Concept

Gertrude Jekyll

Summary
Gertrude Jekyll (ˈdʒiːkəl ; 29 November 1843 – 8 December 1932) was a British horticulturist, garden designer, craftswoman, photographer, writer and artist. She created over 400 gardens in the United Kingdom, Europe and the United States, and wrote over 1000 articles for magazines such as Country Life and William Robinson's The Garden. Jekyll has been described as "a premier influence in garden design" by British and American gardening enthusiasts. Jekyll was born at 2 Grafton Street, Mayfair, London, the fifth of the seven children of Captain Edward Joseph Hill Jekyll, Esquire, an officer in the Grenadier Guards, and his wife Julia, née Hammersley. In 1848 her family left London and moved to Bramley House in Surrey, where she spent her formative years. She never married and had no children.

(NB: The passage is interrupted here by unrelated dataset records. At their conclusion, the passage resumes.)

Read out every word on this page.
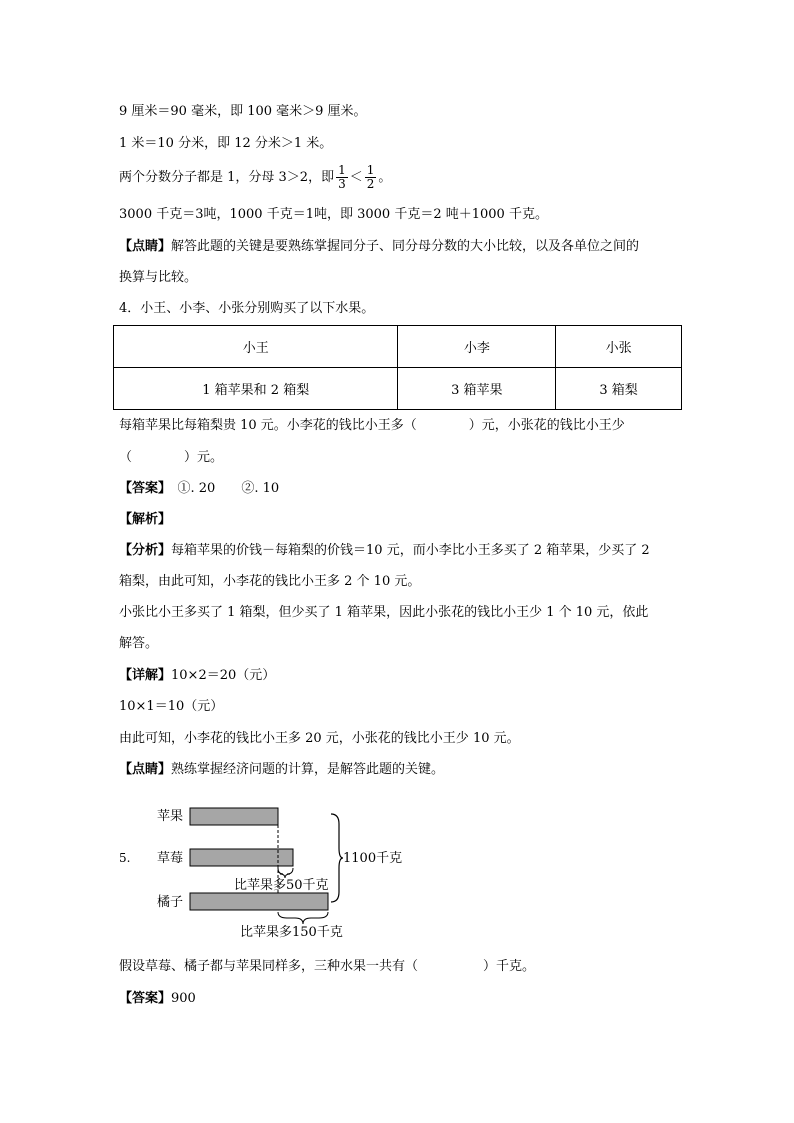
9 厘米＝90 毫米，即 100 毫米＞9 厘米。
1 米＝10 分米，即 12 分米＞1 米。
两个分数分子都是 1，分母 3＞2，即 $\frac{1}{3} < \frac{1}{2}$ 。
3000 千克＝3吨，1000 千克＝1吨，即 3000 千克＝2 吨＋1000 千克。
【点睛】解答此题的关键是要熟练掌握同分子、同分母分数的大小比较，以及各单位之间的
换算与比较。
4．小王、小李、小张分别购买了以下水果。
小王	小李	小张
1 箱苹果和 2 箱梨	3 箱苹果	3 箱梨
每箱苹果比每箱梨贵 10 元。小李花的钱比小王多（　　　　）元，小张花的钱比小王少
（　　　　）元。
【答案】　①. 20　　②. 10
【解析】
【分析】每箱苹果的价钱－每箱梨的价钱＝10 元，而小李比小王多买了 2 箱苹果，少买了 2
箱梨，由此可知，小李花的钱比小王多 2 个 10 元。
小张比小王多买了 1 箱梨，但少买了 1 箱苹果，因此小张花的钱比小王少 1 个 10 元，依此
解答。
【详解】10×2＝20（元）
10×1＝10（元）
由此可知，小李花的钱比小王多 20 元，小张花的钱比小王少 10 元。
【点睛】熟练掌握经济问题的计算，是解答此题的关键。
5.
苹果
草莓
橘子
比苹果多50千克
比苹果多150千克
1100千克
假设草莓、橘子都与苹果同样多，三种水果一共有（　　　　　）千克。
【答案】900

Her younger brother, Walter Jekyll (an Anglican priest; sometime Minor Canon of Worcester Cathedral and Chaplain of Malta), was a friend of Robert Louis Stevenson who borrowed the family name for his 1886 novella Strange Case of Dr Jekyll and Mr Hyde. Jekyll was one half of one of the most influential and historical partnerships of the Arts and Crafts movement, thanks to her association with the English architect Edwin Lutyens, for whose projects she created numerous landscapes and who designed her home Munstead Wood, near Godalming in Surrey. (In 1900, Lutyens and Jekyll's brother Herbert designed the British Pavilion for the Paris Exposition.) Jekyll is remembered for her outstanding designs and subtle, painterly approach to the arrangement of the gardens she created, particularly her "hardy flower borders". Her work is known for its radiant colour and the brush-like strokes of her plantings; it is suggested by some that the Impressionistic-style schemes may have been due to Jekyll's deteriorating eyesight, which largely put an end to her career as a painter and watercolourist. Her artistic ability had been evident when she was a child and she had trained as an artist.